Russia’s economy is set to grow at a rate of 3.2% in 2024, surpassing the growth rates predicted for major advanced economies such as the US, despite being in a state of war. The strong private consumption and high levels of investment have propelled Russia’s economy forward. However, the International Monetary Fund (IMF) predicts that this momentum will slow down in 2025, with Russia’s growth rate dropping to 1.8%.
This forecast has surprised many in Western countries who had hoped that imposing sanctions on Russia would severely hinder its economy and put pressure on Putin’s government. The growth rate for 2024 would validate Putin’s claims that Russia has been able to withstand the effects of Western sanctions and trade restrictions. Additionally, as foreign companies pull out of Russia due to the war in Ukraine, the government in Moscow has been seizing funds from these fleeing firms, with reports indicating they have taken $387 million as of mid-March.

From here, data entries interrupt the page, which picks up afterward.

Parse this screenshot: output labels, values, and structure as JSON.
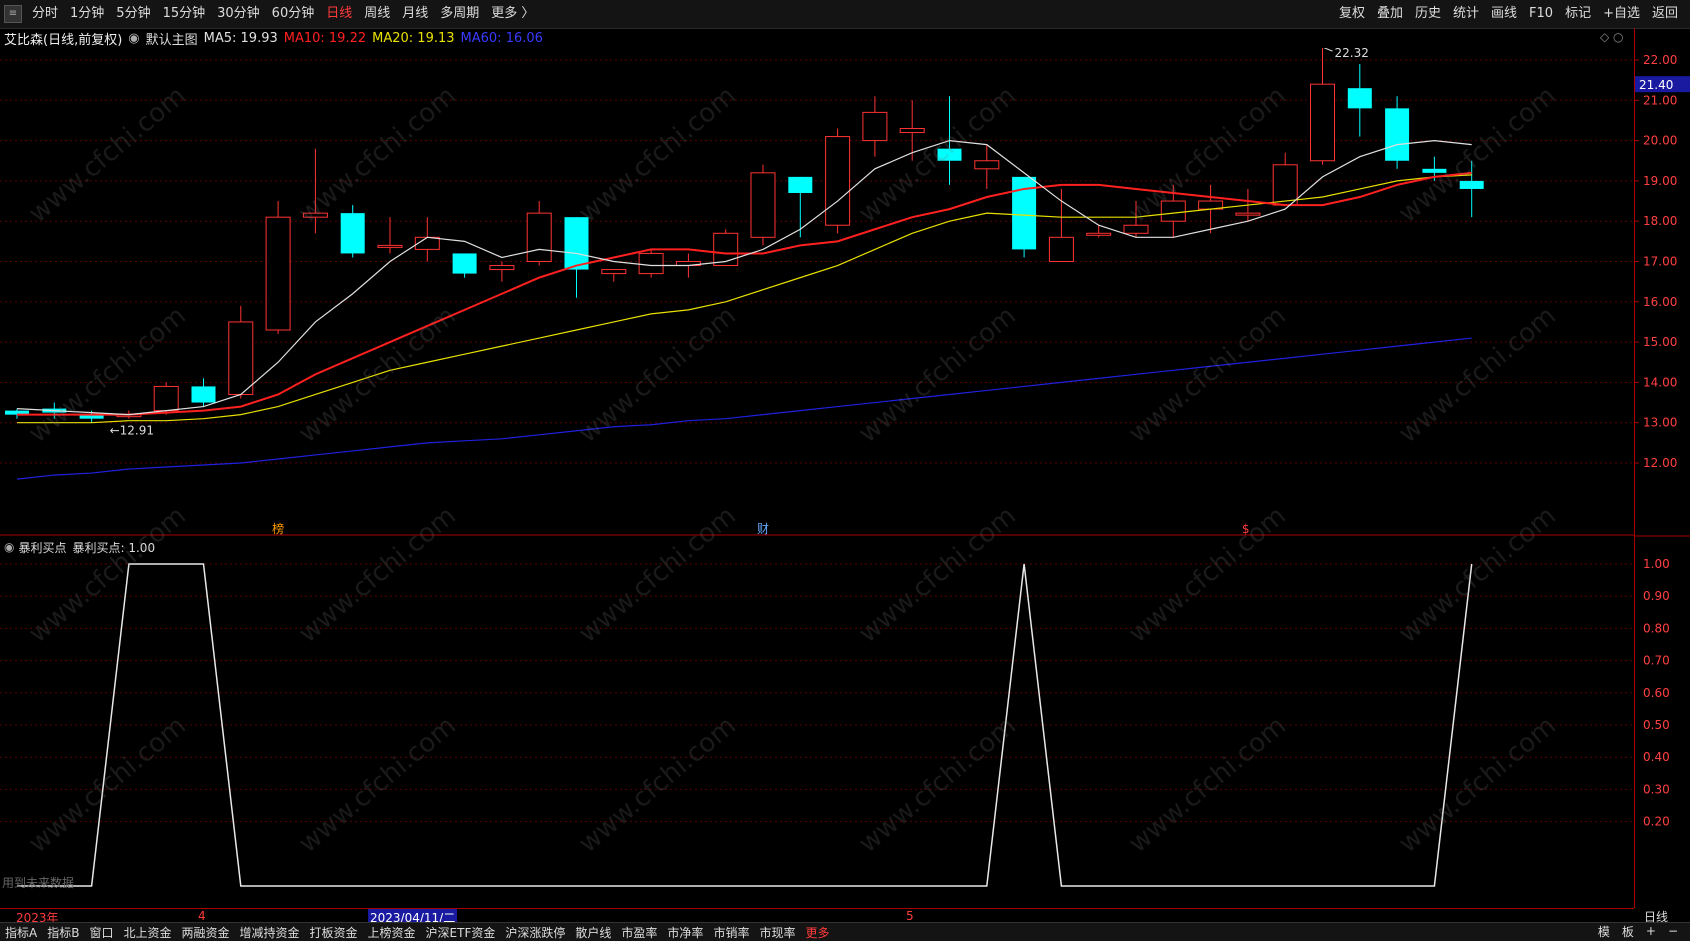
{
  "toolbar": {
    "periods": [
      "分时",
      "1分钟",
      "5分钟",
      "15分钟",
      "30分钟",
      "60分钟",
      "日线",
      "周线",
      "月线",
      "多周期",
      "更多 〉"
    ],
    "active_period": "日线",
    "right_tools": [
      "复权",
      "叠加",
      "历史",
      "统计",
      "画线",
      "F10",
      "标记",
      "+自选",
      "返回"
    ]
  },
  "info": {
    "stock": "艾比森(日线,前复权)",
    "main_chart": "默认主图",
    "ma5": "MA5: 19.93",
    "ma10": "MA10: 19.22",
    "ma20": "MA20: 19.13",
    "ma60": "MA60: 16.06"
  },
  "price_chart": {
    "ylabels": [
      "22.00",
      "21.00",
      "20.00",
      "19.00",
      "18.00",
      "17.00",
      "16.00",
      "15.00",
      "14.00",
      "13.00",
      "12.00"
    ],
    "current_price": "21.40",
    "high_label": "22.32",
    "low_label": "12.91",
    "markers": [
      "榜",
      "财",
      "$"
    ],
    "candles": [
      [
        13.3,
        13.2,
        13.35,
        13.1
      ],
      [
        13.35,
        13.25,
        13.5,
        13.1
      ],
      [
        13.2,
        13.1,
        13.3,
        13.0
      ],
      [
        13.15,
        13.2,
        13.3,
        13.1
      ],
      [
        13.3,
        13.9,
        14.0,
        13.2
      ],
      [
        13.9,
        13.5,
        14.1,
        13.4
      ],
      [
        13.7,
        15.5,
        15.9,
        13.6
      ],
      [
        15.3,
        18.1,
        18.5,
        15.2
      ],
      [
        18.1,
        18.2,
        19.8,
        17.7
      ],
      [
        18.2,
        17.2,
        18.4,
        17.1
      ],
      [
        17.4,
        17.4,
        18.1,
        17.2
      ],
      [
        17.3,
        17.6,
        18.1,
        17.0
      ],
      [
        17.2,
        16.7,
        17.2,
        16.6
      ],
      [
        16.8,
        16.9,
        17.0,
        16.5
      ],
      [
        17.0,
        18.2,
        18.5,
        16.9
      ],
      [
        18.1,
        16.8,
        18.1,
        16.1
      ],
      [
        16.7,
        16.8,
        16.8,
        16.5
      ],
      [
        16.7,
        17.2,
        17.3,
        16.6
      ],
      [
        16.9,
        17.0,
        17.2,
        16.6
      ],
      [
        16.9,
        17.7,
        17.8,
        16.9
      ],
      [
        17.6,
        19.2,
        19.4,
        17.4
      ],
      [
        19.1,
        18.7,
        19.1,
        17.6
      ],
      [
        17.9,
        20.1,
        20.3,
        17.7
      ],
      [
        20.0,
        20.7,
        21.1,
        19.6
      ],
      [
        20.2,
        20.3,
        21.0,
        19.5
      ],
      [
        19.8,
        19.5,
        21.1,
        18.9
      ],
      [
        19.3,
        19.5,
        19.9,
        18.8
      ],
      [
        19.1,
        17.3,
        19.1,
        17.1
      ],
      [
        17.0,
        17.6,
        18.8,
        17.0
      ],
      [
        17.7,
        17.7,
        17.9,
        17.6
      ],
      [
        17.7,
        17.9,
        18.5,
        17.6
      ],
      [
        18.0,
        18.5,
        18.9,
        17.6
      ],
      [
        18.3,
        18.5,
        18.9,
        17.7
      ],
      [
        18.2,
        18.2,
        18.8,
        18.0
      ],
      [
        18.4,
        19.4,
        19.7,
        18.4
      ],
      [
        19.5,
        21.4,
        22.3,
        19.4
      ],
      [
        21.3,
        20.8,
        21.9,
        20.1
      ],
      [
        20.8,
        19.5,
        21.1,
        19.3
      ],
      [
        19.3,
        19.2,
        19.6,
        19.0
      ],
      [
        19.0,
        18.8,
        19.5,
        18.1
      ]
    ],
    "ma5": [
      13.35,
      13.3,
      13.25,
      13.2,
      13.3,
      13.4,
      13.7,
      14.5,
      15.5,
      16.2,
      17.0,
      17.6,
      17.5,
      17.1,
      17.3,
      17.2,
      17.0,
      16.9,
      16.9,
      17.0,
      17.3,
      17.8,
      18.5,
      19.3,
      19.7,
      20.0,
      19.9,
      19.2,
      18.5,
      17.9,
      17.6,
      17.6,
      17.8,
      18.0,
      18.3,
      19.1,
      19.6,
      19.9,
      20.0,
      19.9
    ],
    "ma10": [
      13.2,
      13.2,
      13.2,
      13.2,
      13.25,
      13.3,
      13.4,
      13.7,
      14.2,
      14.6,
      15.0,
      15.4,
      15.8,
      16.2,
      16.6,
      16.9,
      17.1,
      17.3,
      17.3,
      17.2,
      17.2,
      17.4,
      17.5,
      17.8,
      18.1,
      18.3,
      18.6,
      18.8,
      18.9,
      18.9,
      18.8,
      18.7,
      18.6,
      18.5,
      18.4,
      18.4,
      18.6,
      18.9,
      19.1,
      19.2
    ],
    "ma20": [
      13.0,
      13.0,
      13.0,
      13.05,
      13.05,
      13.1,
      13.2,
      13.4,
      13.7,
      14.0,
      14.3,
      14.5,
      14.7,
      14.9,
      15.1,
      15.3,
      15.5,
      15.7,
      15.8,
      16.0,
      16.3,
      16.6,
      16.9,
      17.3,
      17.7,
      18.0,
      18.2,
      18.15,
      18.1,
      18.1,
      18.1,
      18.2,
      18.3,
      18.4,
      18.5,
      18.6,
      18.8,
      19.0,
      19.1,
      19.15
    ],
    "ma60": [
      11.6,
      11.7,
      11.75,
      11.85,
      11.9,
      11.95,
      12.0,
      12.1,
      12.2,
      12.3,
      12.4,
      12.5,
      12.55,
      12.6,
      12.7,
      12.8,
      12.9,
      12.95,
      13.05,
      13.1,
      13.2,
      13.3,
      13.4,
      13.5,
      13.6,
      13.7,
      13.8,
      13.9,
      14.0,
      14.1,
      14.2,
      14.3,
      14.4,
      14.5,
      14.6,
      14.7,
      14.8,
      14.9,
      15.0,
      15.1
    ]
  },
  "indicator": {
    "name": "暴利买点",
    "value_label": "暴利买点: 1.00",
    "ylabels": [
      "1.00",
      "0.90",
      "0.80",
      "0.70",
      "0.60",
      "0.50",
      "0.40",
      "0.30",
      "0.20"
    ],
    "values": [
      0,
      0,
      0,
      1,
      1,
      1,
      0,
      0,
      0,
      0,
      0,
      0,
      0,
      0,
      0,
      0,
      0,
      0,
      0,
      0,
      0,
      0,
      0,
      0,
      0,
      0,
      0,
      1,
      0,
      0,
      0,
      0,
      0,
      0,
      0,
      0,
      0,
      0,
      0,
      1
    ],
    "note": "用到未来数据"
  },
  "date_axis": {
    "labels": [
      "2023年",
      "4",
      "2023/04/11/二",
      "5"
    ],
    "right_label": "日线"
  },
  "bottom": {
    "tabs": [
      "指标A",
      "指标B",
      "窗口",
      "北上资金",
      "两融资金",
      "增减持资金",
      "打板资金",
      "上榜资金",
      "沪深ETF资金",
      "沪深涨跌停",
      "散户线",
      "市盈率",
      "市净率",
      "市销率",
      "市现率",
      "更多"
    ],
    "right": [
      "模",
      "板",
      "+",
      "−"
    ]
  },
  "colors": {
    "up": "#ff3333",
    "down": "#00ffff",
    "ma5": "#e0e0e0",
    "ma10": "#ff2020",
    "ma20": "#e8e000",
    "ma60": "#2020e0"
  },
  "watermark": "www.cfchi.com"
}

Russia’s energy sector has remained resilient, with sustained exports of oil and commodities to major markets such as India and China. By avoiding the oil price cap set by G-7 countries, Russia has been able to continue exporting energy at strong levels. The country’s steadfastness against Western sanctions can be attributed in large part to its strong partnership with China. Trade between the two countries hit a record high of $240 billion last year, driven by China’s demand for essential Russian commodities that have been discounted due to the West’s reluctance to engage in trade with Russia.